Friday, May 3, 2013

Thoughts on Investing


 Thoughts on Investing from Kid Dynamite

I coach high school soccer.   My team went through a scoring drought in the middle of the season last year, and finally, in practice one day, I asked the kids: “At what point, when you’re going to goal, do you think about shooting?”   I thought this was an easy question.

I was greeted with silence and blanks stares.

Ahhh – I see the problem – we had no plan for how to score goals!   I explained that I thought that at 25 yards they should probably be thinking about getting in position to pull the trigger, and by the time they got near 20 or 18 yards, they were in position to shoot if they had a clear lane.  Generally, of course: everything is situation dependent and player dependent.
Just like markets.

Peter Brandt triggered the impetus for this post when he wrote back to back posts on Tuesday and Wednesday which, if you’re not paying attention at all, might seem to contradict each other.   On Tuesday, Peter wrote “Nasdaq Set Up for a Major Buy Signal,” in which he explained a potential bullish interpretation of the NDX (Nasdaq 100: $QQQ no positions), should the pattern continue.   Peter was, of course, careful to explain in all-caps at the top of his post: “This post presents a POSSIBILITY, NOT A PROBABILITY OR CERTAINTY.”   I am sure that some readers were frustrated on Wednesday when Peter wrote “What Would A Failure Sell Signal in the Nasdaq 100 Look Like?”

The reason some readers were frustrated is because they misread Tuesday’s post as “The NDX is going higher,” and then misread Wednesday’s post as “The NDX is going lower.”  Then they thought that Peter was a wishy-washy non-committal trader.

In reality, all Peter was doing was presenting his plan – he has a plan for trading the potential bull case that might develop, but he also has a plan for when he’ll think that his bull thesis was wrong, and explains which market action would turn him bearish.  In his own words:

“Having painted the bullish picture I would also like to script what a failure sell signal would look like.
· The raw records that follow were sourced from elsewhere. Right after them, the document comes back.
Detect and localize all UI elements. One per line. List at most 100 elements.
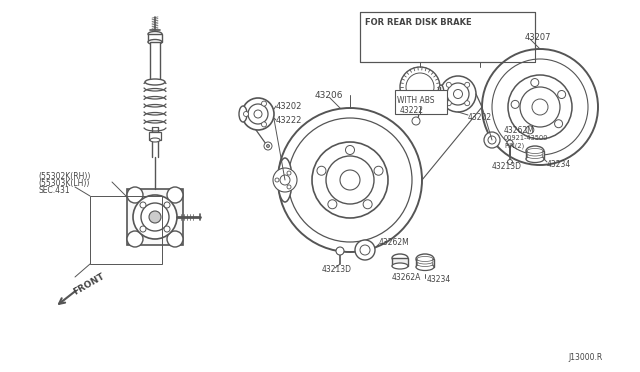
Circle shape bbox=[526, 126, 534, 134]
Text: 43202: 43202 bbox=[276, 102, 302, 110]
Circle shape bbox=[326, 156, 374, 204]
Circle shape bbox=[242, 98, 274, 130]
Text: WITH ABS: WITH ABS bbox=[397, 96, 435, 105]
Circle shape bbox=[488, 136, 496, 144]
Circle shape bbox=[446, 101, 451, 106]
Ellipse shape bbox=[148, 32, 162, 36]
Bar bbox=[395, 90, 447, 114]
Ellipse shape bbox=[527, 154, 543, 158]
Text: SEC.431: SEC.431 bbox=[38, 186, 70, 195]
Circle shape bbox=[280, 175, 290, 185]
Circle shape bbox=[312, 142, 388, 218]
Ellipse shape bbox=[417, 257, 433, 262]
Ellipse shape bbox=[527, 148, 543, 154]
Circle shape bbox=[507, 140, 513, 146]
Bar bbox=[90, 196, 162, 264]
Text: 43234: 43234 bbox=[547, 160, 572, 169]
Ellipse shape bbox=[526, 146, 544, 156]
Ellipse shape bbox=[417, 259, 433, 264]
Circle shape bbox=[440, 76, 476, 112]
Circle shape bbox=[164, 202, 170, 208]
Circle shape bbox=[167, 187, 183, 203]
Text: PIN(2): PIN(2) bbox=[504, 143, 524, 149]
Text: (55303K(LH)): (55303K(LH)) bbox=[38, 179, 90, 187]
Circle shape bbox=[374, 166, 383, 175]
Text: J13000.R: J13000.R bbox=[568, 353, 602, 362]
Circle shape bbox=[360, 245, 370, 255]
Circle shape bbox=[127, 231, 143, 247]
Circle shape bbox=[511, 100, 519, 108]
Ellipse shape bbox=[239, 106, 247, 122]
Text: 43262A: 43262A bbox=[392, 273, 421, 282]
Circle shape bbox=[317, 166, 326, 175]
Ellipse shape bbox=[438, 85, 444, 103]
Ellipse shape bbox=[148, 39, 162, 45]
Bar bbox=[360, 12, 535, 62]
Circle shape bbox=[273, 168, 297, 192]
Text: 43234: 43234 bbox=[427, 276, 451, 285]
Circle shape bbox=[412, 117, 420, 125]
Bar bbox=[416, 259, 434, 267]
Text: 43222: 43222 bbox=[400, 106, 424, 115]
Circle shape bbox=[447, 83, 469, 105]
Bar bbox=[392, 258, 408, 266]
Bar bbox=[149, 132, 161, 140]
Circle shape bbox=[275, 178, 279, 182]
Circle shape bbox=[557, 90, 566, 99]
Circle shape bbox=[287, 185, 291, 189]
Bar bbox=[148, 34, 162, 42]
Circle shape bbox=[346, 145, 355, 154]
Circle shape bbox=[555, 120, 563, 128]
Circle shape bbox=[127, 187, 143, 203]
Ellipse shape bbox=[416, 263, 434, 270]
Text: FOR REAR DISK BRAKE: FOR REAR DISK BRAKE bbox=[365, 17, 472, 26]
Ellipse shape bbox=[416, 254, 434, 264]
Circle shape bbox=[243, 112, 248, 116]
Circle shape bbox=[446, 82, 451, 87]
Circle shape bbox=[262, 122, 266, 127]
Ellipse shape bbox=[278, 158, 292, 202]
Ellipse shape bbox=[150, 138, 160, 142]
Circle shape bbox=[531, 78, 539, 87]
Circle shape bbox=[465, 82, 470, 87]
Circle shape bbox=[140, 226, 146, 232]
Text: 43206: 43206 bbox=[315, 90, 344, 99]
Text: 43213D: 43213D bbox=[322, 266, 352, 275]
Circle shape bbox=[288, 118, 412, 242]
Circle shape bbox=[264, 142, 272, 150]
Text: 43207: 43207 bbox=[525, 32, 552, 42]
Bar bbox=[127, 189, 183, 245]
Text: FRONT: FRONT bbox=[72, 272, 106, 296]
Circle shape bbox=[287, 171, 291, 175]
Circle shape bbox=[508, 160, 513, 164]
Circle shape bbox=[133, 195, 177, 239]
Circle shape bbox=[167, 231, 183, 247]
Ellipse shape bbox=[392, 254, 408, 262]
Ellipse shape bbox=[145, 79, 165, 85]
Circle shape bbox=[484, 132, 500, 148]
Ellipse shape bbox=[526, 155, 544, 163]
Circle shape bbox=[266, 144, 269, 148]
Ellipse shape bbox=[527, 151, 543, 156]
Circle shape bbox=[363, 200, 372, 209]
Circle shape bbox=[140, 202, 146, 208]
Circle shape bbox=[149, 211, 161, 223]
Text: 43213D: 43213D bbox=[492, 161, 522, 170]
Circle shape bbox=[328, 200, 337, 209]
Circle shape bbox=[520, 87, 560, 127]
Circle shape bbox=[532, 99, 548, 115]
Text: 43222: 43222 bbox=[276, 115, 302, 125]
Circle shape bbox=[336, 247, 344, 255]
Circle shape bbox=[454, 90, 463, 99]
Circle shape bbox=[141, 203, 169, 231]
Circle shape bbox=[278, 108, 422, 252]
Circle shape bbox=[492, 59, 588, 155]
Circle shape bbox=[508, 75, 572, 139]
Bar bbox=[526, 151, 544, 159]
Circle shape bbox=[406, 73, 434, 101]
Text: (55302K(RH)): (55302K(RH)) bbox=[38, 171, 90, 180]
Circle shape bbox=[248, 104, 268, 124]
Circle shape bbox=[400, 67, 440, 107]
Circle shape bbox=[465, 101, 470, 106]
Circle shape bbox=[262, 101, 266, 106]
I am a chartist and a trader. I am not an analyst. As a trader I need to constantly be on the look out for tricks that market might play on me. The job of a chart trader is to respond with flexibility, not to get locked into a bias. If you want to find a blogger who never changes his or her mind, then look somewhere else.”

When you have a plan, you’ll be able to react to the market’s movements intelligently according to your thesis.

When you buy a stock, think about when you’ll want to sell it.  Will it be after the P/E multiple goes from 8 to 10?   Will it be when the momentum wanes?  Will it be when it pulls back to the 50 day moving average?
You may have 50 different reasons for entering and exiting trades – but make sure you have SOME reason and a plan to follow your thesis.